From a narrative standpoint, Augustine saps some of the drama from his conversion narrative by inserting a long digression about the Manichees immediately prior the "take and read" event. Augustine is in the garden, in a state of intense physical and mental agitation, and then the garden seems to disappear as Augustine launches into an analysis of his divided will, taking the opportunity to point out errors of Manichee doctrine along the way. However, his discussion is relevant because it concerns the relationship between sin and the human will, introduced in Book 7. When Augustine reminds readers several paragraphs later that he is still in the garden, the transition is jarring.
Augustine also inserts into this section the appearance of Lady Continence. Some critics have insisted that Augustine is reporting an actual vision of the beautiful lady who beckons to him, but Augustine is simply using the literary device of personification. He amusingly represents his sins as annoying pests that hold him back and whisper doubts into his ears, while serene Continence and her followers encourage him onward to his new life.

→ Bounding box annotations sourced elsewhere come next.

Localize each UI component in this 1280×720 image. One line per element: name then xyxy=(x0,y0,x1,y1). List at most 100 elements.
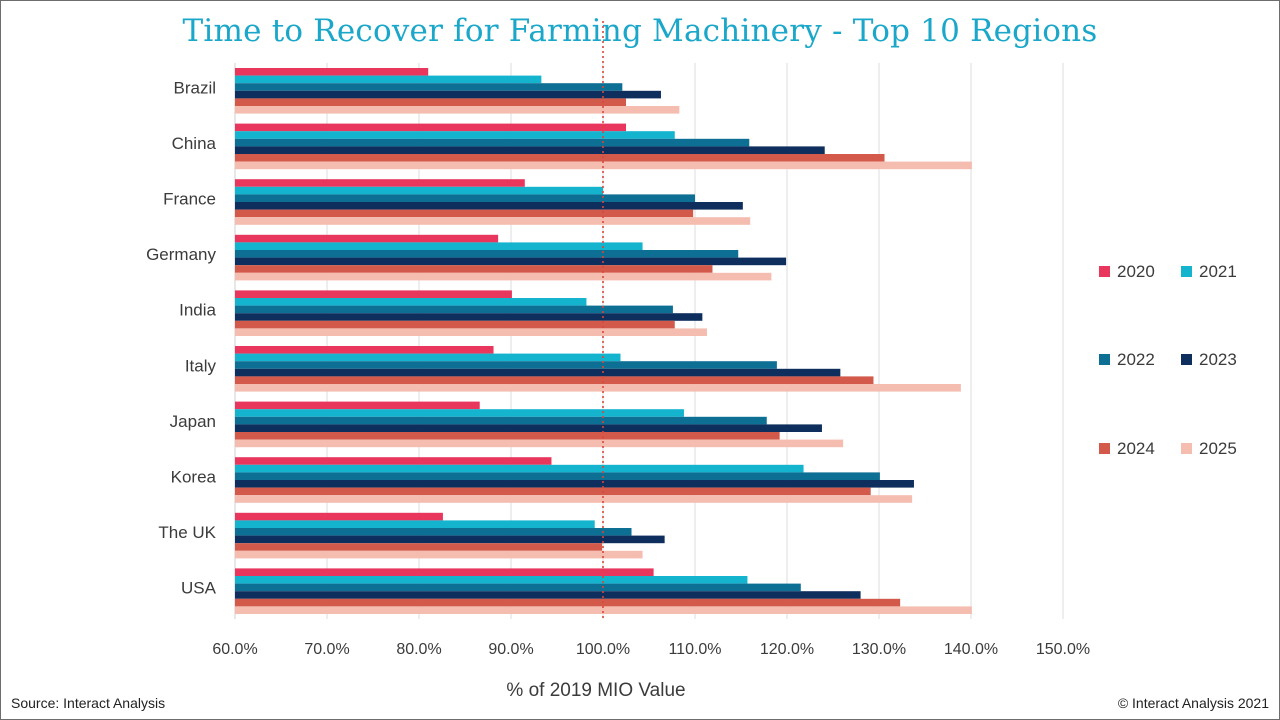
x-tick-140-0: 140.0% xyxy=(944,641,998,658)
legend-swatch-2021 xyxy=(1181,266,1192,277)
bar-the-uk-2020 xyxy=(235,512,443,521)
source-note: Source: Interact Analysis xyxy=(11,695,166,711)
bar-korea-2021 xyxy=(235,464,804,473)
x-tick-60-0: 60.0% xyxy=(212,641,257,658)
bar-usa-2020 xyxy=(235,568,654,576)
bar-france-2024 xyxy=(235,209,694,218)
bar-japan-2024 xyxy=(235,432,780,440)
legend-label-2020: 2020 xyxy=(1117,262,1155,281)
bar-brazil-2020 xyxy=(235,68,429,76)
legend-label-2023: 2023 xyxy=(1199,350,1237,369)
category-label-japan: Japan xyxy=(170,412,216,431)
bar-korea-2022 xyxy=(235,472,880,480)
bar-india-2021 xyxy=(235,298,587,306)
category-label-france: France xyxy=(163,189,216,208)
x-tick-120-0: 120.0% xyxy=(760,641,814,658)
chart-title: Time to Recover for Farming Machinery - … xyxy=(182,13,1098,49)
x-tick-70-0: 70.0% xyxy=(304,641,349,658)
category-label-italy: Italy xyxy=(185,356,217,375)
category-label-korea: Korea xyxy=(171,467,217,486)
category-label-brazil: Brazil xyxy=(173,78,216,97)
bar-germany-2023 xyxy=(235,257,787,266)
category-label-china: China xyxy=(172,134,217,153)
legend-swatch-2023 xyxy=(1181,354,1192,365)
bar-italy-2024 xyxy=(235,376,874,384)
x-tick-100-0: 100.0% xyxy=(576,641,630,658)
bar-germany-2025 xyxy=(235,272,772,281)
bar-germany-2021 xyxy=(235,242,643,250)
bar-japan-2022 xyxy=(235,416,767,425)
category-label-germany: Germany xyxy=(146,245,216,264)
bar-usa-2024 xyxy=(235,598,901,607)
bar-india-2022 xyxy=(235,305,673,314)
bar-brazil-2023 xyxy=(235,90,661,99)
legend-swatch-2025 xyxy=(1181,443,1192,454)
category-label-usa: USA xyxy=(181,579,217,598)
bar-india-2025 xyxy=(235,328,707,336)
x-tick-80-0: 80.0% xyxy=(396,641,441,658)
bar-china-2020 xyxy=(235,123,626,132)
bar-the-uk-2021 xyxy=(235,520,595,528)
bar-china-2022 xyxy=(235,138,750,147)
category-label-the-uk: The UK xyxy=(158,523,216,542)
bar-korea-2024 xyxy=(235,487,871,496)
bar-the-uk-2023 xyxy=(235,535,665,544)
bar-china-2023 xyxy=(235,146,825,154)
copyright-note: © Interact Analysis 2021 xyxy=(1117,695,1269,711)
bar-china-2024 xyxy=(235,154,885,162)
bar-italy-2020 xyxy=(235,346,494,354)
x-tick-labels: 60.0% 70.0% 80.0% 90.0% 100.0% 110.0% 120.0% 13… xyxy=(212,641,1090,658)
bar-france-2021 xyxy=(235,186,603,195)
legend-label-2021: 2021 xyxy=(1199,262,1237,281)
bar-china-2021 xyxy=(235,131,675,139)
bar-japan-2023 xyxy=(235,424,822,432)
bar-brazil-2025 xyxy=(235,106,680,114)
bar-korea-2020 xyxy=(235,457,552,465)
legend-swatch-2024 xyxy=(1099,443,1110,454)
bar-germany-2022 xyxy=(235,250,739,258)
bar-france-2025 xyxy=(235,217,751,225)
bar-usa-2025 xyxy=(235,606,972,614)
legend-swatch-2020 xyxy=(1099,266,1110,277)
bar-the-uk-2024 xyxy=(235,543,603,551)
bar-brazil-2021 xyxy=(235,75,542,84)
bar-italy-2025 xyxy=(235,384,961,392)
bar-india-2023 xyxy=(235,313,703,321)
bar-the-uk-2025 xyxy=(235,550,643,559)
bar-brazil-2022 xyxy=(235,83,623,91)
bar-france-2023 xyxy=(235,202,743,210)
bar-france-2022 xyxy=(235,194,695,202)
x-tick-130-0: 130.0% xyxy=(852,641,906,658)
legend: 2020 2021 2022 2023 2024 2025 xyxy=(1099,262,1237,458)
legend-swatch-2022 xyxy=(1099,354,1110,365)
bar-italy-2023 xyxy=(235,368,841,377)
x-tick-90-0: 90.0% xyxy=(488,641,533,658)
legend-label-2025: 2025 xyxy=(1199,439,1237,458)
x-tick-150-0: 150.0% xyxy=(1036,641,1090,658)
bar-china-2025 xyxy=(235,161,972,170)
bar-france-2020 xyxy=(235,179,525,187)
bar-korea-2023 xyxy=(235,480,914,488)
bar-india-2020 xyxy=(235,290,512,298)
bar-germany-2020 xyxy=(235,234,499,243)
legend-label-2022: 2022 xyxy=(1117,350,1155,369)
x-tick-110-0: 110.0% xyxy=(668,641,721,658)
bar-japan-2025 xyxy=(235,439,844,448)
category-labels: Brazil China France Germany India Italy Japan K… xyxy=(146,78,217,597)
bar-usa-2023 xyxy=(235,591,861,599)
bar-usa-2021 xyxy=(235,576,748,584)
bar-italy-2021 xyxy=(235,353,621,362)
legend-label-2024: 2024 xyxy=(1117,439,1155,458)
bar-germany-2024 xyxy=(235,265,713,273)
bar-india-2024 xyxy=(235,320,675,329)
bar-italy-2022 xyxy=(235,361,777,369)
bar-japan-2020 xyxy=(235,401,480,410)
bar-brazil-2024 xyxy=(235,98,626,106)
bars xyxy=(235,68,972,614)
category-label-india: India xyxy=(179,301,216,320)
bar-korea-2025 xyxy=(235,495,913,503)
bar-the-uk-2022 xyxy=(235,528,632,536)
x-axis-title: % of 2019 MIO Value xyxy=(506,680,685,701)
bar-japan-2021 xyxy=(235,409,684,417)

With all of these symbolic, literary, and biblical connections, many modern readers have asked: Is Augustine's account of his conversion literally true? In some ways, this is not an entirely relevant question. Augustine presents the event through the lens of memory, accumulated experience, and literary art. If his account is stylized or laden with symbolic associations, it does not necessarily make it less true in a spiritual sense. Autobiography always presents the author's life events in hindsight, in the way that the author has come to understand them and wants the reader to interpret them. Under such circumstances, literal truth is no longer at issue.